U.K. billionaire Richard Branson’s Virgin Atlantic Airways Ltd. cut capacity 20 percent starting in 2008 as the credit crunch hurt its key London-New York business-travel market. Even with premium traffic up 7.6 percent globally in the first quarter, versus a 7.4 percent gain in coach, Virgin’s capacity remains 10 percent below peak levels, CEO Steve Ridgway said.

“The recovery is now as much about driving yields as load factors, given how much prices fell, so it would be silly for airlines to rush back wholesale with more capacity,” Ridgway said in an interview in London on June 4. “We’ll see, but I’m hopeful that the lessons have been learnt.”

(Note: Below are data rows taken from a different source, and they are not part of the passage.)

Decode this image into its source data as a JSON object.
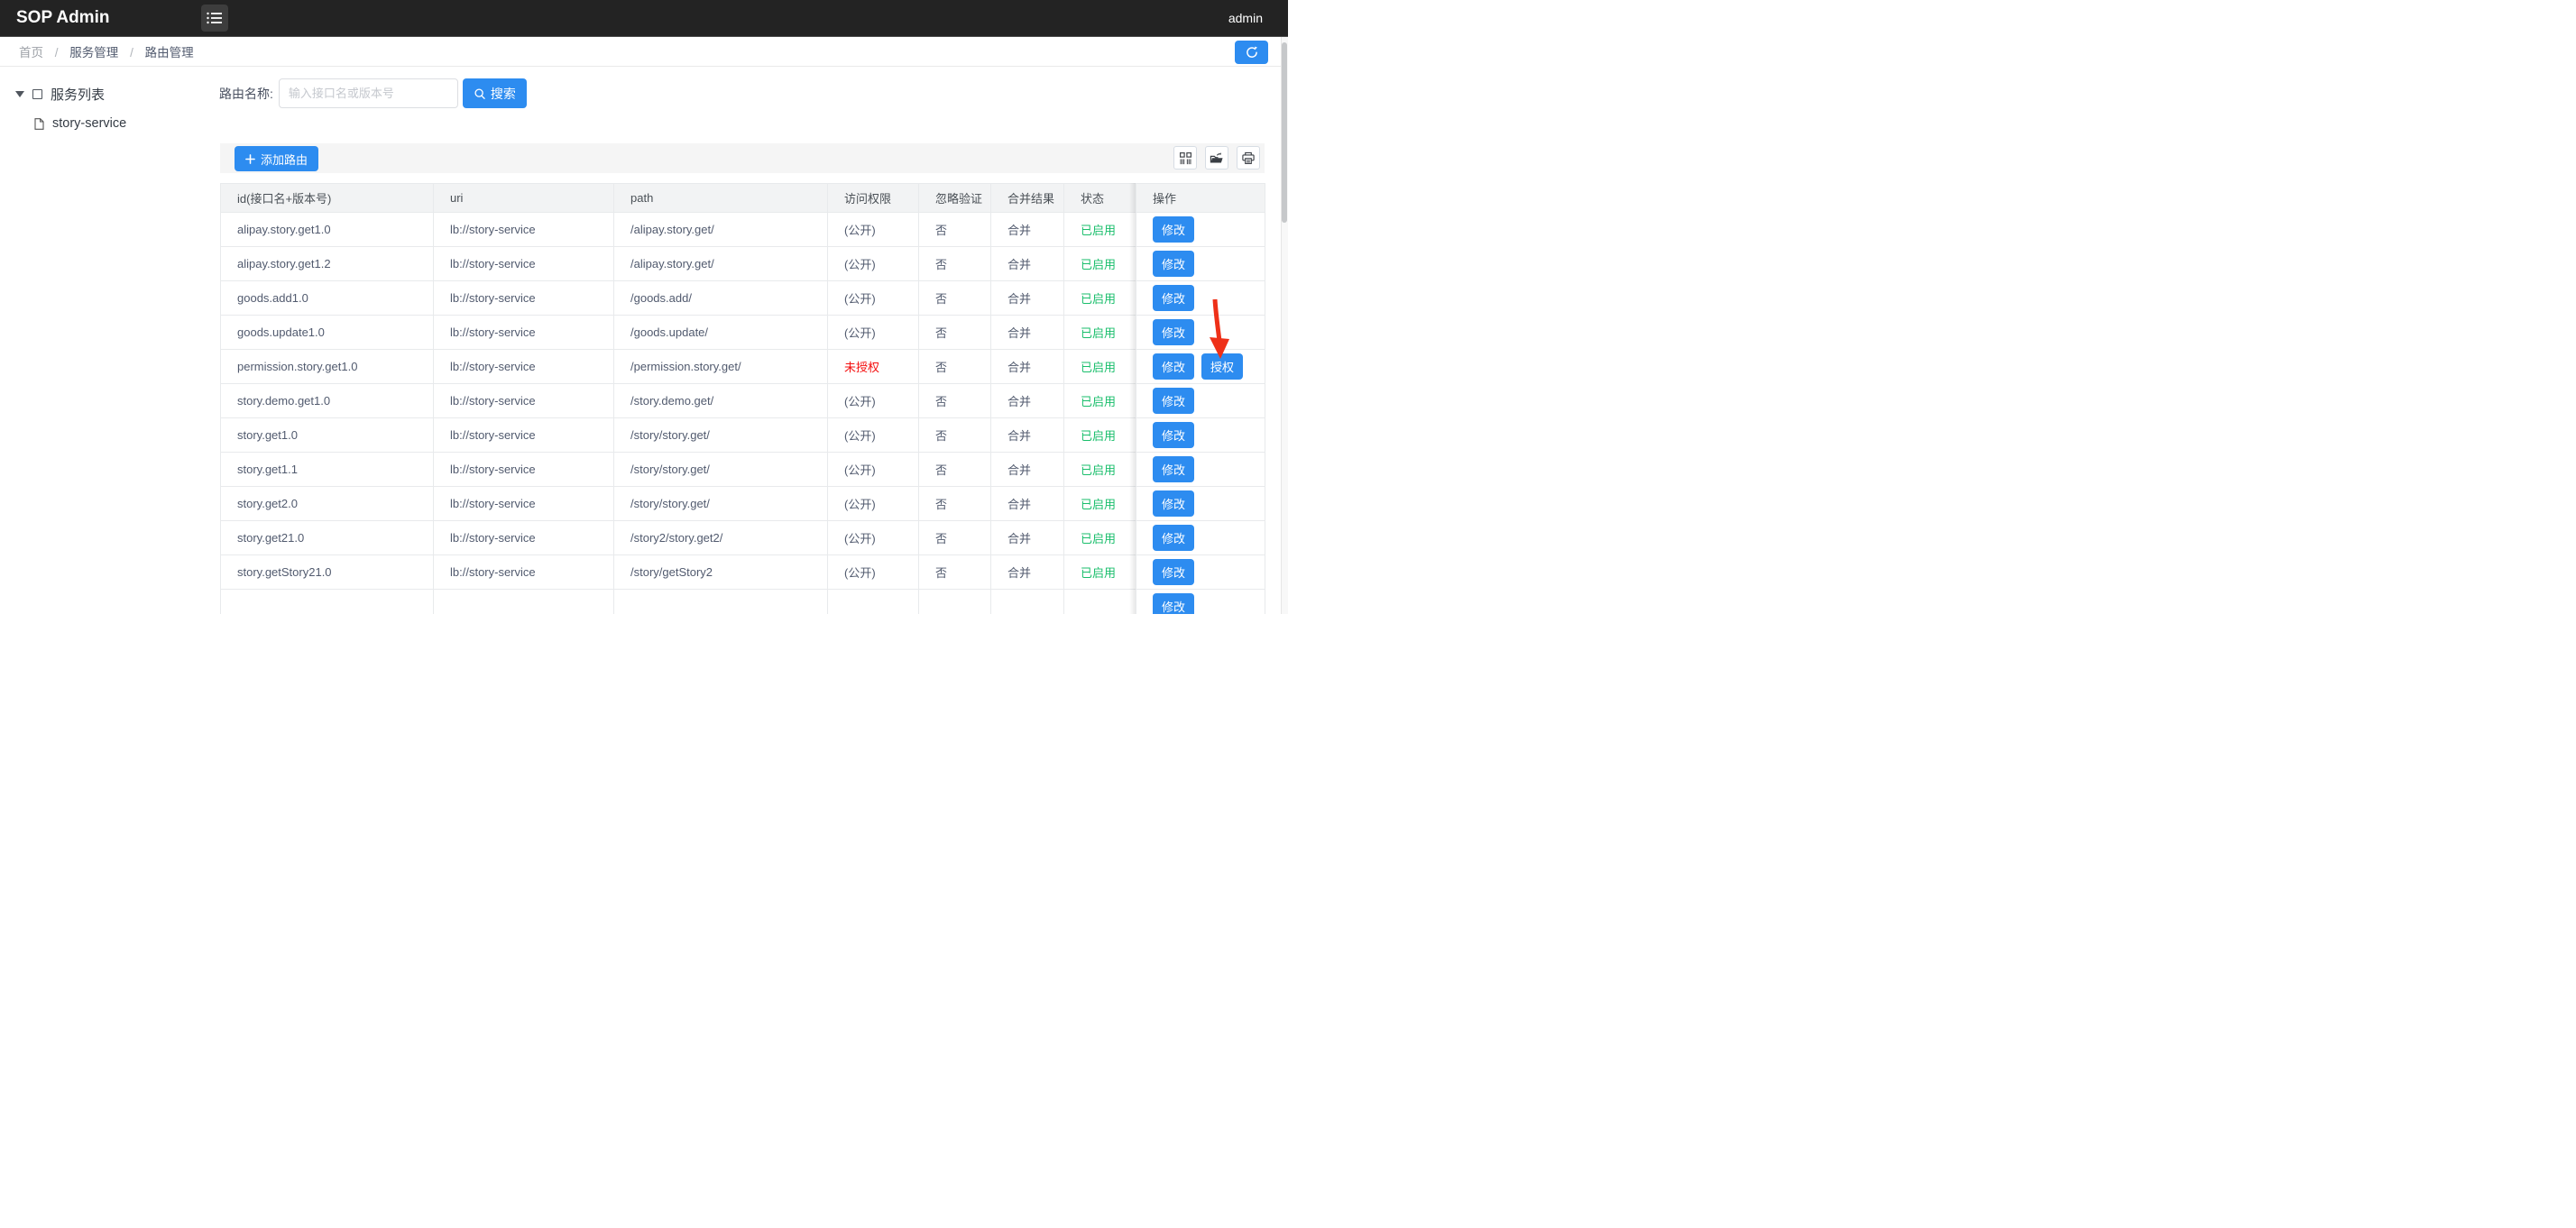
{
  "header": {
    "title": "SOP Admin",
    "user": "admin"
  },
  "breadcrumb": {
    "items": [
      "首页",
      "服务管理",
      "路由管理"
    ],
    "separator": "/"
  },
  "tree": {
    "root_label": "服务列表",
    "children": [
      "story-service"
    ]
  },
  "search": {
    "label": "路由名称:",
    "placeholder": "输入接口名或版本号",
    "value": "",
    "button_label": "搜索"
  },
  "toolbar": {
    "add_label": "添加路由"
  },
  "table": {
    "columns": [
      "id(接口名+版本号)",
      "uri",
      "path",
      "访问权限",
      "忽略验证",
      "合并结果",
      "状态",
      "操作"
    ],
    "rows": [
      {
        "id": "alipay.story.get1.0",
        "uri": "lb://story-service",
        "path": "/alipay.story.get/",
        "permission": "(公开)",
        "unauthorized": false,
        "ignore_auth": "否",
        "merge_result": "合并",
        "status": "已启用",
        "actions": [
          "修改"
        ]
      },
      {
        "id": "alipay.story.get1.2",
        "uri": "lb://story-service",
        "path": "/alipay.story.get/",
        "permission": "(公开)",
        "unauthorized": false,
        "ignore_auth": "否",
        "merge_result": "合并",
        "status": "已启用",
        "actions": [
          "修改"
        ]
      },
      {
        "id": "goods.add1.0",
        "uri": "lb://story-service",
        "path": "/goods.add/",
        "permission": "(公开)",
        "unauthorized": false,
        "ignore_auth": "否",
        "merge_result": "合并",
        "status": "已启用",
        "actions": [
          "修改"
        ]
      },
      {
        "id": "goods.update1.0",
        "uri": "lb://story-service",
        "path": "/goods.update/",
        "permission": "(公开)",
        "unauthorized": false,
        "ignore_auth": "否",
        "merge_result": "合并",
        "status": "已启用",
        "actions": [
          "修改"
        ]
      },
      {
        "id": "permission.story.get1.0",
        "uri": "lb://story-service",
        "path": "/permission.story.get/",
        "permission": "未授权",
        "unauthorized": true,
        "ignore_auth": "否",
        "merge_result": "合并",
        "status": "已启用",
        "actions": [
          "修改",
          "授权"
        ]
      },
      {
        "id": "story.demo.get1.0",
        "uri": "lb://story-service",
        "path": "/story.demo.get/",
        "permission": "(公开)",
        "unauthorized": false,
        "ignore_auth": "否",
        "merge_result": "合并",
        "status": "已启用",
        "actions": [
          "修改"
        ]
      },
      {
        "id": "story.get1.0",
        "uri": "lb://story-service",
        "path": "/story/story.get/",
        "permission": "(公开)",
        "unauthorized": false,
        "ignore_auth": "否",
        "merge_result": "合并",
        "status": "已启用",
        "actions": [
          "修改"
        ]
      },
      {
        "id": "story.get1.1",
        "uri": "lb://story-service",
        "path": "/story/story.get/",
        "permission": "(公开)",
        "unauthorized": false,
        "ignore_auth": "否",
        "merge_result": "合并",
        "status": "已启用",
        "actions": [
          "修改"
        ]
      },
      {
        "id": "story.get2.0",
        "uri": "lb://story-service",
        "path": "/story/story.get/",
        "permission": "(公开)",
        "unauthorized": false,
        "ignore_auth": "否",
        "merge_result": "合并",
        "status": "已启用",
        "actions": [
          "修改"
        ]
      },
      {
        "id": "story.get21.0",
        "uri": "lb://story-service",
        "path": "/story2/story.get2/",
        "permission": "(公开)",
        "unauthorized": false,
        "ignore_auth": "否",
        "merge_result": "合并",
        "status": "已启用",
        "actions": [
          "修改"
        ]
      },
      {
        "id": "story.getStory21.0",
        "uri": "lb://story-service",
        "path": "/story/getStory2",
        "permission": "(公开)",
        "unauthorized": false,
        "ignore_auth": "否",
        "merge_result": "合并",
        "status": "已启用",
        "actions": [
          "修改"
        ]
      },
      {
        "id": "",
        "uri": "",
        "path": "",
        "permission": "",
        "unauthorized": false,
        "ignore_auth": "",
        "merge_result": "",
        "status": "",
        "actions": [
          "修改"
        ],
        "partial": true
      }
    ]
  },
  "icons": {
    "header_menu": "list-menu-icon",
    "search": "search-icon",
    "add": "plus-icon",
    "toolbar": [
      "columns-icon",
      "export-icon",
      "printer-icon"
    ],
    "refresh": "refresh-icon",
    "tree_root_caret": "caret-down-icon",
    "tree_root": "square-outline-icon",
    "tree_child": "file-icon",
    "annotation": "red-arrow-down"
  },
  "colors": {
    "primary_blue": "#2d8cf0",
    "success_green": "#19be6b",
    "danger_red": "#f40f0f",
    "header_bg": "#232323",
    "toolbar_bg": "#f5f5f5",
    "table_header_bg": "#f2f3f4",
    "arrow_red": "#ee3018"
  }
}
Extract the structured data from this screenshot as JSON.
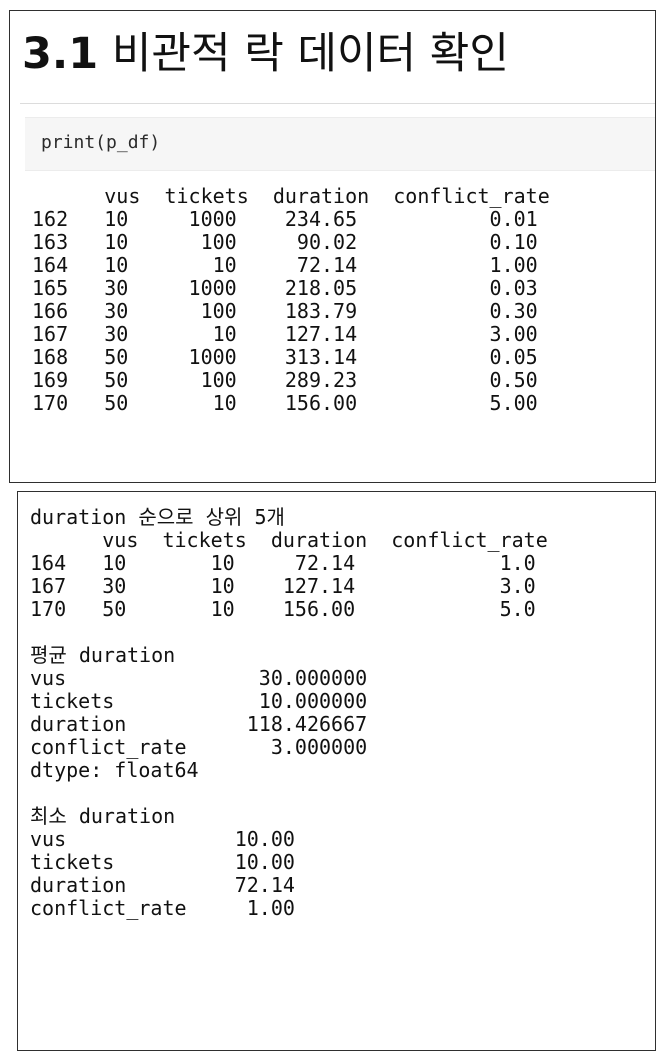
{
  "heading": {
    "number": "3.1",
    "text": "비관적 락 데이터 확인"
  },
  "code_cell": {
    "code": "print(p_df)"
  },
  "output1": {
    "lines": [
      "      vus  tickets  duration  conflict_rate",
      "162   10     1000    234.65           0.01",
      "163   10      100     90.02           0.10",
      "164   10       10     72.14           1.00",
      "165   30     1000    218.05           0.03",
      "166   30      100    183.79           0.30",
      "167   30       10    127.14           3.00",
      "168   50     1000    313.14           0.05",
      "169   50      100    289.23           0.50",
      "170   50       10    156.00           5.00"
    ]
  },
  "output2": {
    "lines": [
      "duration 순으로 상위 5개",
      "      vus  tickets  duration  conflict_rate",
      "164   10       10     72.14            1.0",
      "167   30       10    127.14            3.0",
      "170   50       10    156.00            5.0",
      "",
      "평균 duration",
      "vus                30.000000",
      "tickets            10.000000",
      "duration          118.426667",
      "conflict_rate       3.000000",
      "dtype: float64",
      "",
      "최소 duration",
      "vus              10.00",
      "tickets          10.00",
      "duration         72.14",
      "conflict_rate     1.00"
    ]
  }
}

IATA CEO Giovanni Bisignani, who delivered the updated assessment of the industry’s prospects to airline leaders at the organization’s annual meeting in Berlin today, says he’s upbeat about capacity restraint after leading a campaign for carriers to impose tighter controls in the past.

“This is a decision for the airlines, but if they’re wise they’ll try to balance the increase in demand with the correct capacity,” Bisignani said in an interview. “We’ve seen that carriers around the world have become better at this and they seem to have learned the lessons of the past.”

‘More Comfortable’

While Stinnes of British Airways describes adding capacity too quickly as being in the “history of the industry,” he says he’s also optimistic that the level of losses suffered has engendered a more circumspect approach to expansion.

“I have to say if you look at people talking now, at the French, the Germans, certainly the Americans, everyone is pretty cautious,” he said. “I’m as comfortable as I’ve been for a long, long time that this going to be fairly sensible.”

Wolfgang Mayrhuber, head of Deutsche Lufthansa AG, Europe’s second-biggest airline, said in an interview prior to the IATA gathering yesterday that his focus, too, is on fares.

“We want to have yield back,” Mayrhuber said. “We don’t want to fall short of market development. But we’re not growing the number of flights or the number of planes.”

The crunch may come as airlines face competition from rivals based in regions where demand for travel is more buoyant.

In the first three months of 2010 traffic rose 4.3 percent in Europe, compared with growth of 10.5 percent in the Asia- Pacific region and 25 percent in the Middle East.

“We seem to be managing to keep capacity and yields in balance,” said Maurice Flanagan, vice chairman of Dubai-based Emirates, which on average is adding an Airbus A380 and a Boeing 777 every month for the next twelve years. “In fact we’re short of capacity. There is a large number of destinations which we know we could profitably serve but do not have the planes.”